De Giorgi respirò quel fervido clima di progresso industriale, mutuando l’operatività del metodo scientifico pisano. Fu proprio il desiderio di veder anche la propria terra modernizzarsi che lo portò – rientrato a Lecce – a coniugare il sapere scientifico all’utile sociale. Egli si dedicò anima e corpo al proprio territorio, abbracciando nella sua intensa ricerca storia, archeologia, meteorologia, arte, agricoltura, igiene, paleontologia, geografia, idrografia e sismologia. Una padeia vastissima, eterogenea, che fu sempre “ricerca sul campo”, osservazione e sperimentazione. Lungi dall’essere l’erudito chiuso nella sua torre d’avorio, De Giorgi fu dunque un intellettuale umile e poliedrico, “lu dottore senza cappottu ca conferenzia cu tutti“. La sua consapevolezza sociale ed antropologica vedeva nella scienza il giusto strumento per cambiare la mentalità del “fazza Diu“, in un’ottica di dinamico impegno civile. Ciò manifestava la sensibilità europea dello scienziato, pienamente inserito nel panorama culturale della seconda metà dell’Ottocento, a cavallo tra Romanticismo e Positivismo.
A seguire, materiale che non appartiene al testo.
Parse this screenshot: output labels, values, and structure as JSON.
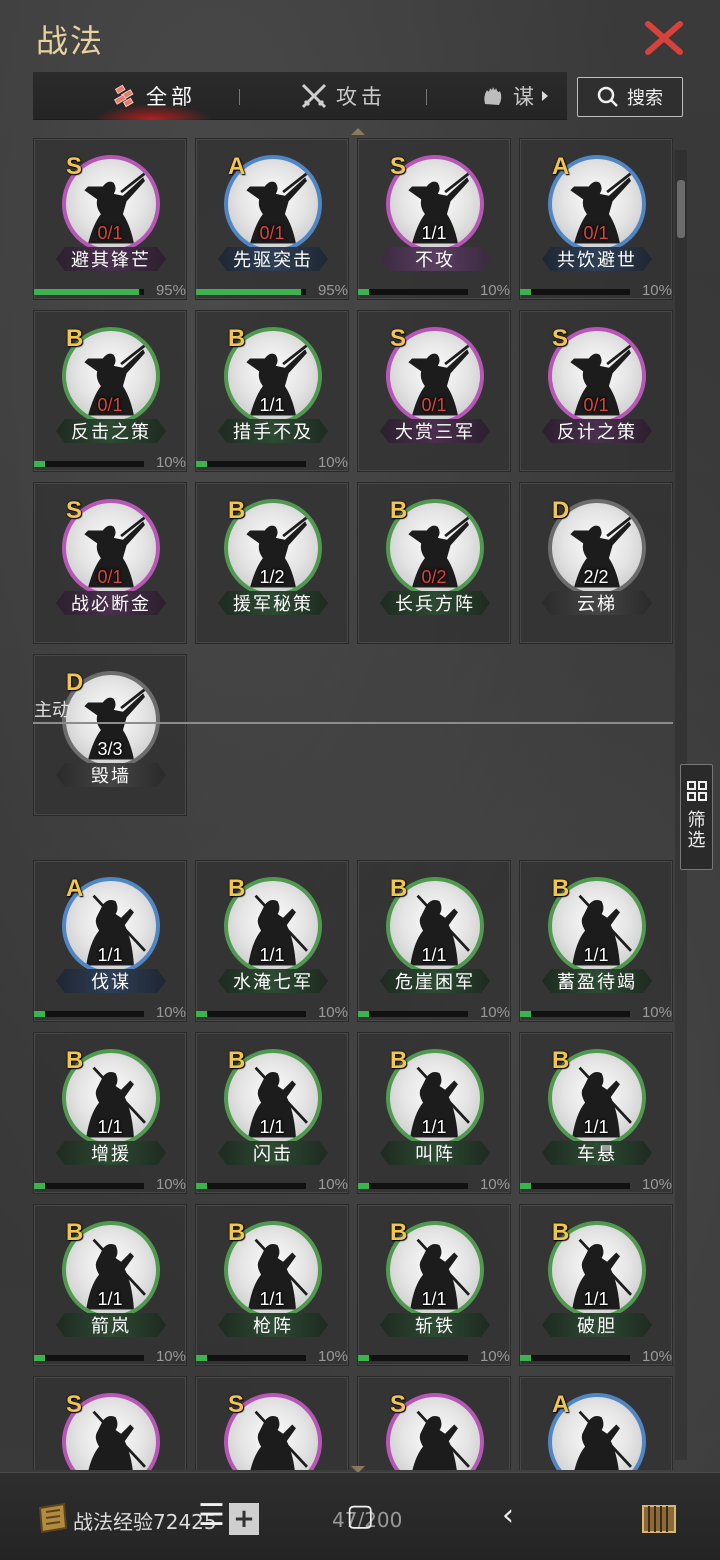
{
  "header": {
    "title": "战法"
  },
  "tabs": [
    {
      "label": "全部",
      "active": true
    },
    {
      "label": "攻击",
      "active": false
    },
    {
      "label": "谋",
      "active": false
    }
  ],
  "search": {
    "label": "搜索"
  },
  "filter": {
    "label1": "筛",
    "label2": "选"
  },
  "section": {
    "active_label": "主动"
  },
  "colors": {
    "accent": "#e0433a",
    "grade_S": "#b856b8",
    "grade_A": "#4f86c6",
    "grade_B": "#4f9a4f",
    "grade_D": "#6c6c6c",
    "progress": "#3bb34f",
    "grade_text": "#f2c64a"
  },
  "cards_top": [
    {
      "grade": "S",
      "count": "0/1",
      "name": "避其锋芒",
      "progress": 95,
      "pct": "95%"
    },
    {
      "grade": "A",
      "count": "0/1",
      "name": "先驱突击",
      "progress": 95,
      "pct": "95%"
    },
    {
      "grade": "S",
      "count": "1/1",
      "name": "不攻",
      "progress": 10,
      "pct": "10%"
    },
    {
      "grade": "A",
      "count": "0/1",
      "name": "共饮避世",
      "progress": 10,
      "pct": "10%"
    },
    {
      "grade": "B",
      "count": "0/1",
      "name": "反击之策",
      "progress": 10,
      "pct": "10%"
    },
    {
      "grade": "B",
      "count": "1/1",
      "name": "措手不及",
      "progress": 10,
      "pct": "10%"
    },
    {
      "grade": "S",
      "count": "0/1",
      "name": "大赏三军",
      "progress": null,
      "pct": ""
    },
    {
      "grade": "S",
      "count": "0/1",
      "name": "反计之策",
      "progress": null,
      "pct": ""
    },
    {
      "grade": "S",
      "count": "0/1",
      "name": "战必断金",
      "progress": null,
      "pct": ""
    },
    {
      "grade": "B",
      "count": "1/2",
      "name": "援军秘策",
      "progress": null,
      "pct": ""
    },
    {
      "grade": "B",
      "count": "0/2",
      "name": "长兵方阵",
      "progress": null,
      "pct": ""
    },
    {
      "grade": "D",
      "count": "2/2",
      "name": "云梯",
      "progress": null,
      "pct": ""
    },
    {
      "grade": "D",
      "count": "3/3",
      "name": "毁墙",
      "progress": null,
      "pct": ""
    }
  ],
  "cards_active": [
    {
      "grade": "A",
      "count": "1/1",
      "name": "伐谋",
      "progress": 10,
      "pct": "10%"
    },
    {
      "grade": "B",
      "count": "1/1",
      "name": "水淹七军",
      "progress": 10,
      "pct": "10%"
    },
    {
      "grade": "B",
      "count": "1/1",
      "name": "危崖困军",
      "progress": 10,
      "pct": "10%"
    },
    {
      "grade": "B",
      "count": "1/1",
      "name": "蓄盈待竭",
      "progress": 10,
      "pct": "10%"
    },
    {
      "grade": "B",
      "count": "1/1",
      "name": "增援",
      "progress": 10,
      "pct": "10%"
    },
    {
      "grade": "B",
      "count": "1/1",
      "name": "闪击",
      "progress": 10,
      "pct": "10%"
    },
    {
      "grade": "B",
      "count": "1/1",
      "name": "叫阵",
      "progress": 10,
      "pct": "10%"
    },
    {
      "grade": "B",
      "count": "1/1",
      "name": "车悬",
      "progress": 10,
      "pct": "10%"
    },
    {
      "grade": "B",
      "count": "1/1",
      "name": "箭岚",
      "progress": 10,
      "pct": "10%"
    },
    {
      "grade": "B",
      "count": "1/1",
      "name": "枪阵",
      "progress": 10,
      "pct": "10%"
    },
    {
      "grade": "B",
      "count": "1/1",
      "name": "斩铁",
      "progress": 10,
      "pct": "10%"
    },
    {
      "grade": "B",
      "count": "1/1",
      "name": "破胆",
      "progress": 10,
      "pct": "10%"
    },
    {
      "grade": "S",
      "count": "",
      "name": "",
      "progress": null,
      "pct": ""
    },
    {
      "grade": "S",
      "count": "",
      "name": "",
      "progress": null,
      "pct": ""
    },
    {
      "grade": "S",
      "count": "",
      "name": "",
      "progress": null,
      "pct": ""
    },
    {
      "grade": "A",
      "count": "",
      "name": "",
      "progress": null,
      "pct": ""
    }
  ],
  "bottom": {
    "exp_label": "战法经验72425",
    "capacity": "47/200"
  }
}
Quello di De Giorgi non fu un percorso privo di ostacoli. Egli si dovette confrontare con l’inerzia della classe politica locale, che lo costrinse addirittura a compiere ricerche a proprie spese. Ricerche intense che portarono a notevoli successi, tra cui la scoperta dell’anfiteatro romano di Lecce, la fondazione dell’Osservatorio Meteorologico, della Rete Termopluviometrica Salentina e la realizzazione della prima carta geologica della provincia di Lecce. Conquiste scientifiche e culturali per il territorio salentino di allora, che tutt’oggi sono simbolo dell’entusiasmo conoscitivo, della perseveranza, dell’amore per la propria terra e per la diffusione del sapere di Cosimo De Giorgi.